Alexander Hamilton’s “executive packet” of The Federalist Papers (67-77) provides learned historical and comparative analyses of the Constitution of 1787 relative to the British system and to the systems of government in the several American states. Hamilton’s strong grasp of economics, history, and politics made him so prescient in characterizing the American presidency and predicting how executive power and urban manufacturing would develop in the United States. In Federalist 70, Hamilton articulated the doctrine of the unitary executive and “the necessity of an energetic executive.” Much to the chagrin and frustration of libertarians, he also argued, “energy in the executive is a leading character in the definition of good government.”
In Federalist 69, “The Real Character of the Executive,” Hamilton correctly differentiates between the adjournment, prorogation, and dissolution of a legislature by comparing the Constitution of 1787 and the powers of the President therein to the prerogative powers of the British Sovereign. (Incidentally, I think that some Canadian scholars could learn from Hamilton in properly differentiating prorogation and dissolution!)
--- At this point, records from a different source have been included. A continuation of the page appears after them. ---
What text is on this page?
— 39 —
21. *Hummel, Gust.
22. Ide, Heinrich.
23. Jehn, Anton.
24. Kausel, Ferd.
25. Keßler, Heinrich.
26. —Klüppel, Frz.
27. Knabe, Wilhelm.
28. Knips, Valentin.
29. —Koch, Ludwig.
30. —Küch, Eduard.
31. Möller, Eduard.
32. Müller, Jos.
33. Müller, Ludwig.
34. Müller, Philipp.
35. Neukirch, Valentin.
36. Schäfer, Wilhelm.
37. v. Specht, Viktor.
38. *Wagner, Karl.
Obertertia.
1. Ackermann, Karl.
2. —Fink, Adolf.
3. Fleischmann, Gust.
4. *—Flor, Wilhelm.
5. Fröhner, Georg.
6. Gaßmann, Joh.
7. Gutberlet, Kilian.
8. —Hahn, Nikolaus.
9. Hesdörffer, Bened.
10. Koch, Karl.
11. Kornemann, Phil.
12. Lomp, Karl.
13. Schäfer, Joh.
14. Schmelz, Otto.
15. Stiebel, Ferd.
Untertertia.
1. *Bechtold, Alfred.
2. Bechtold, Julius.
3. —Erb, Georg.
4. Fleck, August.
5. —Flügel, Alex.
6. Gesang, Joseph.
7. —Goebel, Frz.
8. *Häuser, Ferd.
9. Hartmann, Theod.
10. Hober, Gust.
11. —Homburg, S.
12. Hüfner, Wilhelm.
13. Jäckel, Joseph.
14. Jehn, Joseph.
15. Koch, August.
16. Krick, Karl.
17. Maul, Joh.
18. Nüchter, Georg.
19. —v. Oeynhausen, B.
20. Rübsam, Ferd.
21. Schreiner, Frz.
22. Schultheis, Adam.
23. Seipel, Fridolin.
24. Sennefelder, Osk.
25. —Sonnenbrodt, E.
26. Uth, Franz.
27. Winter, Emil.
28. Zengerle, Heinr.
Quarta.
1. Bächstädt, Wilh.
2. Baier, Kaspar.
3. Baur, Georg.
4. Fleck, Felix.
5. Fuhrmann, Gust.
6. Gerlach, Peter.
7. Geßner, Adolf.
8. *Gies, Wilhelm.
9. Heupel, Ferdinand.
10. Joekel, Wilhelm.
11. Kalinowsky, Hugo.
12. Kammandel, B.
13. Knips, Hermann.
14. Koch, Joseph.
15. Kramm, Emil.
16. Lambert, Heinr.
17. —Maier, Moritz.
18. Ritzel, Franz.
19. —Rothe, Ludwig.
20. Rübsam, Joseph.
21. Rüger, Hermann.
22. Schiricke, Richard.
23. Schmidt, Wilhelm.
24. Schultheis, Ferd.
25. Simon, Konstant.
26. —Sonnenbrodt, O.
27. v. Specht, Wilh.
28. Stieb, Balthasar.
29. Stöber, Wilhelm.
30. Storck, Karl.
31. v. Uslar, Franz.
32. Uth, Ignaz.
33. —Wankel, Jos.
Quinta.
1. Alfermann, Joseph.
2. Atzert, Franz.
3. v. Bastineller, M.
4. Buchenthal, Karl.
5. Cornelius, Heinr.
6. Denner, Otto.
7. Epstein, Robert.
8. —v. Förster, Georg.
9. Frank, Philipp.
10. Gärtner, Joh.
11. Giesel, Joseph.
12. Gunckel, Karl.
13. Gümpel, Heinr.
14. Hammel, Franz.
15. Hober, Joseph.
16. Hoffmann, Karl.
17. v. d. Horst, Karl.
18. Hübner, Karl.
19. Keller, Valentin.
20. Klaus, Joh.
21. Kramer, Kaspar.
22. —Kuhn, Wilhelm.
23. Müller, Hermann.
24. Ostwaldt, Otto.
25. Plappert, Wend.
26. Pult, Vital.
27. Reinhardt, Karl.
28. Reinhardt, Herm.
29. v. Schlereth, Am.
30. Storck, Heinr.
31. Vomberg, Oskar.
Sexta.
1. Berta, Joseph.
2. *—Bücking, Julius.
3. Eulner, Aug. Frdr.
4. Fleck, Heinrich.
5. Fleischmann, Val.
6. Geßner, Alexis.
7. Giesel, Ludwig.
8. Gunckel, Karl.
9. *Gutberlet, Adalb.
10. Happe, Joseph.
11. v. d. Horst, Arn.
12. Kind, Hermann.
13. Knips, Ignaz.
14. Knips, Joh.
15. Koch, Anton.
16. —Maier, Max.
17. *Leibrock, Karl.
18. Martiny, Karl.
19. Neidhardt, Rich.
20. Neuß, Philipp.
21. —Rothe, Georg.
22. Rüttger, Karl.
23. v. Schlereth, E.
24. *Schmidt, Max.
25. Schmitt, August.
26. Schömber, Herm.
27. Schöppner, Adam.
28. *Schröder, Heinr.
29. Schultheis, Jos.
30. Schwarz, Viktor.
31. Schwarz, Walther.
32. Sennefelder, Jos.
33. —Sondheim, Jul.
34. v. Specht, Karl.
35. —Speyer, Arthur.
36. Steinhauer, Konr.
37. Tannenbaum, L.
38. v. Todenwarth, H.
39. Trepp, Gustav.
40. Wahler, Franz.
However, I am even more impressed by Hamilton in Federalist 70. In his comparison of the unitary executive of the American presidency to the British Crown, he recommended that the United Kingdom adopt Responsible Government, which did eventually emerge there in the 1820s and 1830s. Hamilton even made his recommendation, or prediction, based on the correct rationale!
Alexander Hamilton declared:
In England, the King is a perpetual magistrate; and it is a maxim which has obtained for the sake of the public peace that he is unaccountable for his administration, and his person sacred. Nothing, therefore, can be wiser in that Kingdom, than to annex to the King a constitutional council, who may be responsible to the nation for the advice they give. Without this, there would be no responsibility whatever in the executive department – an idea inadmissible in a free government.
As the venerable Sir John George Bourinot explained in the 19th century, Responsible Government means that Ministers of the Crown (the Prime Minister and Cabinet) take responsibility for all acts of the Crown, which include expenditures proposed to Parliament and all policies enacted through Orders-in-Council and through the prerogative powers that Ministers exercise collectively or individually. By extension, Ministers of the Crown must also command the confidence of the Commons in order to govern. The Commons expresses its confidence by passing supply; withholding supply therefore amounts to a loss of confidence, after which the Prime Minister must either resign or advise the Governor General to dissolve Parliament.
Paul Benoit and Vernon Bogdanor have shown that Responsible Government originally emerged in order to preserve the infallibility and inviolability of the Sovereign and make it compatible with modern parliamentary government and the political independence of Cabinet, which would now govern not merely on the King’s whim, but based on whether it could command the confidence of the Commons. In the 20st century, this arrangement now also upholds the partisan neutrality of the Sovereign. In other words, the Sovereign can still do no wrong because he acts on and in accordance with the advice of his Ministers of the Crown, who take responsibility for all the acts of the Crown that the Sovereign promulgates. (Only under exceptional circumstances would the Sovereign reject ministerial advice). Hamilton demonstrated such prescience because he understood that any progress in the United Kingdom toward Responsible Government would necessarily have to incorporate and rein in royal infallibility.
For all these reasons, I consider Alexander Hamilton one of the most significant theoreticians of executive power in the history of the English-speaking world and vastly under-appreciated compared to that over-rated political Romantic Thomas Jefferson. I also suspect that Hamilton would have preferred responsible parliamentary government to presidentialism, if the former had existed in the 1780s, because it accommodates “energy in the executive” while ensuring that the executive remains accountable to parliament and to the people.